On Friday, December 13, 2002, at 10:59  PM, Piers Cawley wrote:
   map  { .[0] }
   sort { $^a[1] cmp $^b[1] }
   map  { $_ => some_transform($_) }
   grep /.../, @array

happily stays as it is; I fail to see what recasting that as

   map  { .[0] } <-
   sort { $^a[1] cmp $^b[1] } <-
   map  { $_ => some_transform($_) } <-
   grep /.../ <- @array

or any other 'noisy' suggestion buys us. It just seems like the wrong
kind of Laziness to me.
<edited to fix a minor typo>

My only concern is that the first implies (as it does in perl5) yet more special behaviors attached to the {...} brackets. Either "no comma is needed after a closure", or "no comma needed after the first arg of the specific functions named C<map>, C<grep>, ...

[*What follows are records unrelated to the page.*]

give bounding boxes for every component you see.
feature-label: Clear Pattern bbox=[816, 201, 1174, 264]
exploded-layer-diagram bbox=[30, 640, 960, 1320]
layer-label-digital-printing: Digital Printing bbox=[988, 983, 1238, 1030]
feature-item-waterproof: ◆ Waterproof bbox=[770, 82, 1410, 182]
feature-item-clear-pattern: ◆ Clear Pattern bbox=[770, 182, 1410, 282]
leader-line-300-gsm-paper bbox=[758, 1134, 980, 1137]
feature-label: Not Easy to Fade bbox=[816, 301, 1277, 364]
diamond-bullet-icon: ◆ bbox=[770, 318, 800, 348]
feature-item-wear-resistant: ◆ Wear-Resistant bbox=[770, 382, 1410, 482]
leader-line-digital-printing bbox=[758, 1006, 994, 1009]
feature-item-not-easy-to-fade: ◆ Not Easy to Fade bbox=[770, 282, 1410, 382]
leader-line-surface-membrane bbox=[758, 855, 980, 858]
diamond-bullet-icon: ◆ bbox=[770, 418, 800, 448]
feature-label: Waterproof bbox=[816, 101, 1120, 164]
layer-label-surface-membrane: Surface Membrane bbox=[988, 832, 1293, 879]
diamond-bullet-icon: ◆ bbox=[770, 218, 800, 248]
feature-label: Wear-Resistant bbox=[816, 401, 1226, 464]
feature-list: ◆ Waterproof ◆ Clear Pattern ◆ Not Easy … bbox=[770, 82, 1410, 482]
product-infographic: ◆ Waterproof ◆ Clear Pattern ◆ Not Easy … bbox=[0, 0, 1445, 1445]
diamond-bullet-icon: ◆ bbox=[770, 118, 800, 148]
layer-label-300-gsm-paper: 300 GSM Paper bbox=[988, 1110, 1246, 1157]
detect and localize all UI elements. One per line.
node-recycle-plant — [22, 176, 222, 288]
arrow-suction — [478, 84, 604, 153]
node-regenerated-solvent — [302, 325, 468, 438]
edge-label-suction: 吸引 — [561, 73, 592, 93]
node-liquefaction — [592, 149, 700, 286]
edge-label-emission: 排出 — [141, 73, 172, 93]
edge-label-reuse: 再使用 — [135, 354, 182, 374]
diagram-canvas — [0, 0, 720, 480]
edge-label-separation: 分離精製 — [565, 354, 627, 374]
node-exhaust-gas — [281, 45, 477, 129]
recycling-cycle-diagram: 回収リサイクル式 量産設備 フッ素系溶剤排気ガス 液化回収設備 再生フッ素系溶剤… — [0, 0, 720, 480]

I'm worried that in attaching even _more_ specialness to curlies (which are already highly (impossibly?) magical), we're setting ourselves up for some hurt down the road. It was OK in perl5, but I don't know if it's OK in perl6.

Mind you (purely devil's advocate), I'm not entirely sure the R-to-L syntax truly _needs_ to be in Perl6. It's true I use it all the time, but I can retrain to use L-to-R method calls with little effort.

If we have a post-given, e.g. C<map {...} given @a> or C<map {...} is given @a>, I think that gives us R-to-L without any special {...} rules at all.